Throughout the ceremony, as happy as I know Danielle was, I could see the pain in her eyes, and I just hurt for her.  I don't care if its a fourteenth wedding - it's her DAUGHTER.  If she says she's going to be there, she should be there - PERIOD.  If she didn't want to come for whatever reason, she should have told her that in advance - not ruined her wedding by causing her pain just before the ceremony began.

Danielle and her very lucky husband

So if you have a mom who would never do such a hurtful thing to you - be thankful.
Not everyone is so lucky.




9 comments:

Kat said...

Aww. That is heartbreaking. I just don't understand some people. How awful.

My best friend has horrible issues with her parents too. Makes me so grateful for the ones I've got. They aren't perfect, but I wouldn't trade them for the world.

Aleta said...

Oh! Please give your friend a hug for me. Family is so very important and the ones who can hurt us the most. One of my friends, I've known her for 33 years and she had a major (MAJOR) falling out with her father. She told me, "It hurts so much, because no matter what I want to forgive him. He's the only Dad I have."

I've been fortunate that my parents are great. Sure, we have our moments and will have more of "those moments" in the future, but they are there for me. This is my third marriage and they were there for all three weddings. (There won't be a forth, Greg is a keeper :)

Debby@Just Breathe said...

Wish I could have been there to be her mom for the day. Poor thing. I don't understand how a woman can be so cruel to her child. ((HUGS))
I pray that Danielle has the most amazing life with you husband.

Shell said...

How terrible!

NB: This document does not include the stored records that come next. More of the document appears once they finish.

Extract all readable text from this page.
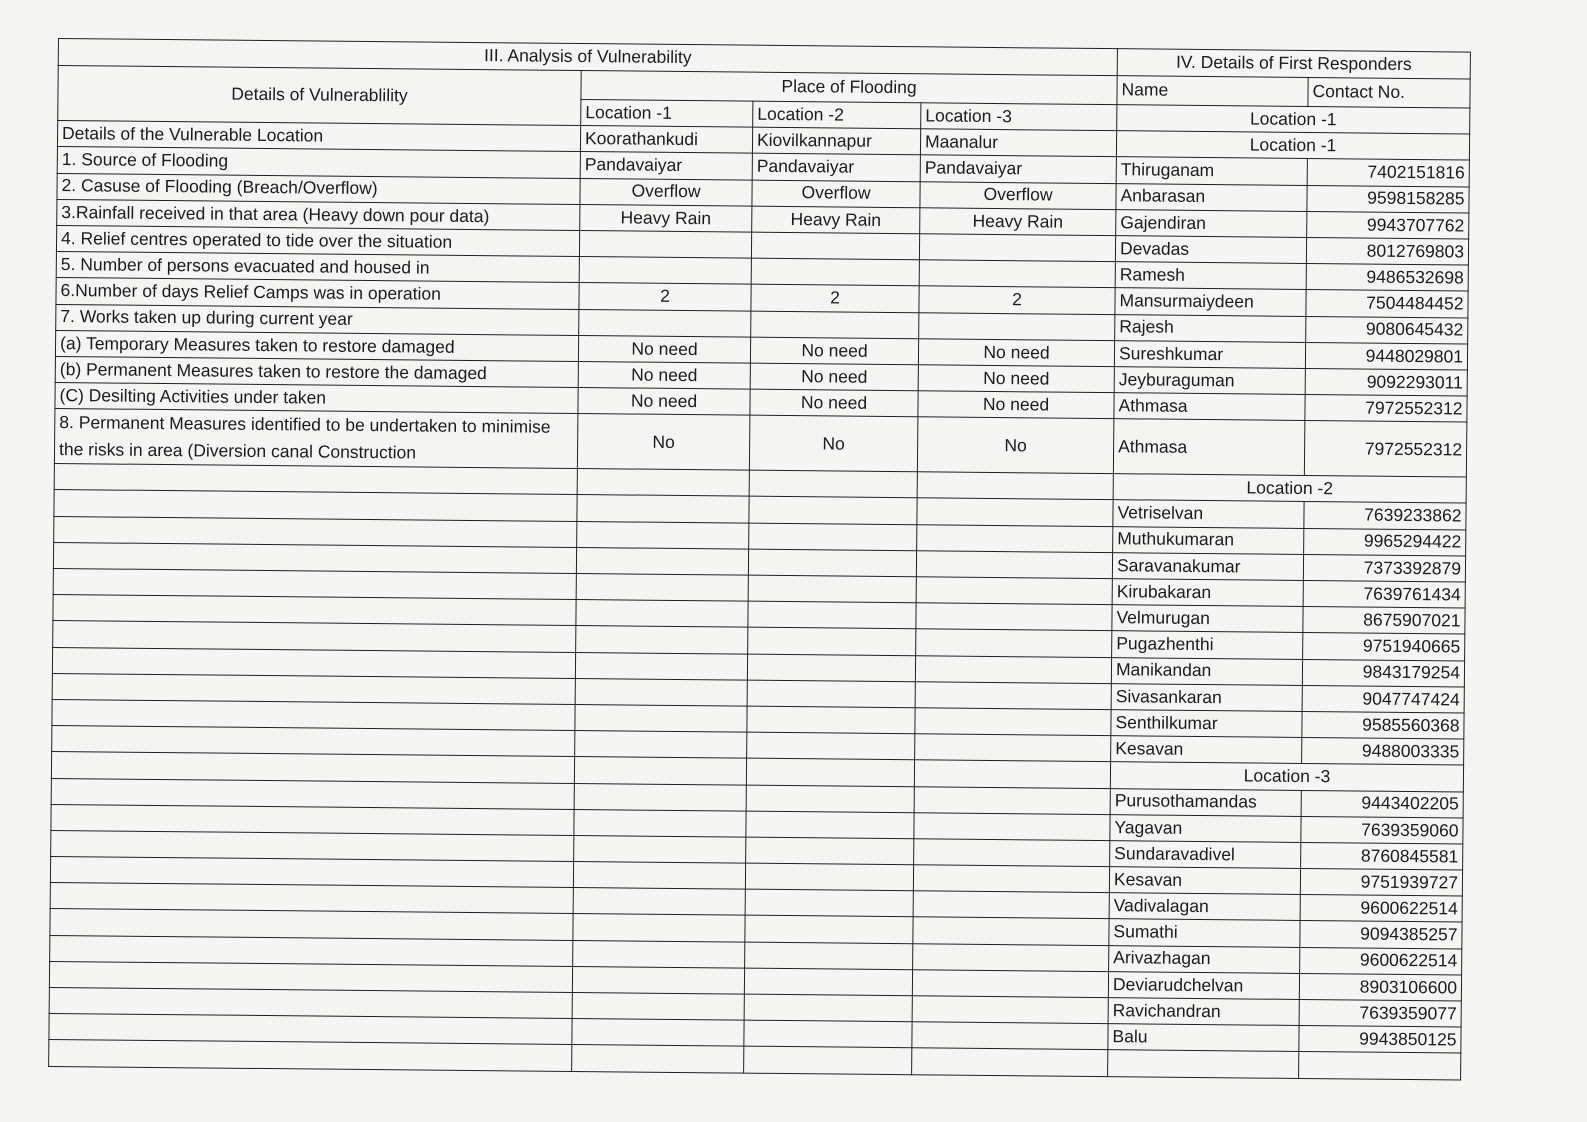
III. Analysis of Vulnerability				IV. Details of First Responders	
Details of Vulnerablility	Place of Flooding			Name	Contact No.
	Location -1	Location -2	Location -3	Location -1	
Details of the Vulnerable Location	Koorathankudi	Kiovilkannapur	Maanalur	Location -1	
1. Source of Flooding	Pandavaiyar	Pandavaiyar	Pandavaiyar	Thiruganam	7402151816
2. Casuse of Flooding (Breach/Overflow)	Overflow	Overflow	Overflow	Anbarasan	9598158285
3.Rainfall received in that area (Heavy down pour data)	Heavy Rain	Heavy Rain	Heavy Rain	Gajendiran	9943707762
4. Relief centres operated to tide over the situation				Devadas	8012769803
5. Number of persons evacuated and housed in				Ramesh	9486532698
6.Number of days Relief Camps was in operation	2	2	2	Mansurmaiydeen	7504484452
7. Works taken up during current year				Rajesh	9080645432
(a) Temporary Measures taken to restore damaged	No need	No need	No need	Sureshkumar	9448029801
(b) Permanent Measures taken to restore the damaged	No need	No need	No need	Jeyburaguman	9092293011
(C) Desilting Activities under taken	No need	No need	No need	Athmasa	7972552312
8. Permanent Measures identified to be undertaken to minimise the risks in area (Diversion canal Construction	No	No	No	Athmasa	7972552312
				Location -2	
				Vetriselvan	7639233862
				Muthukumaran	9965294422
				Saravanakumar	7373392879
				Kirubakaran	7639761434
				Velmurugan	8675907021
				Pugazhenthi	9751940665
				Manikandan	9843179254
				Sivasankaran	9047747424
				Senthilkumar	9585560368
				Kesavan	9488003335
				Location -3	
				Purusothamandas	9443402205
				Yagavan	7639359060
				Sundaravadivel	8760845581
				Kesavan	9751939727
				Vadivalagan	9600622514
				Sumathi	9094385257
				Arivazhagan	9600622514
				Deviarudchelvan	8903106600
				Ravichandran	7639359077
				Balu	9943850125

I've had my own issues with my mother- she was at my wedding but due to the drama she caused leading up to it, I asked a friend to light my candle instead.

Sorta Southern Single Mom said...

That just sucks on so many levels. I hope Danielle has found her Prince Charming... sounds like she deserves one!

Unknown said...

That's terrible. My friends mom was at her wedding but we had to keep an eye on her all day because she got drunk at her other daughters wedding and caused a scene.

Tara R. said...

I feel so bad for your friend. She is lucky to have someone like you in her corner, no matter what. Good luck to her and her husband, may they have a long, loving life together.

NJ @ A Cookie Before Dinner said...

That is terrible. At the end of the day every girl wants their mama, even if their mama doesn't want them back. Heartbreaking. My mother was an alcoholic for a really long time before she passed away and it is terrible what drugs and alcohol can do to a family. Give her an extra hug.

nancygrayce said...

One of the saddest stories! I am so blessed to have a mama that was always there....always! Bless your friend's heart!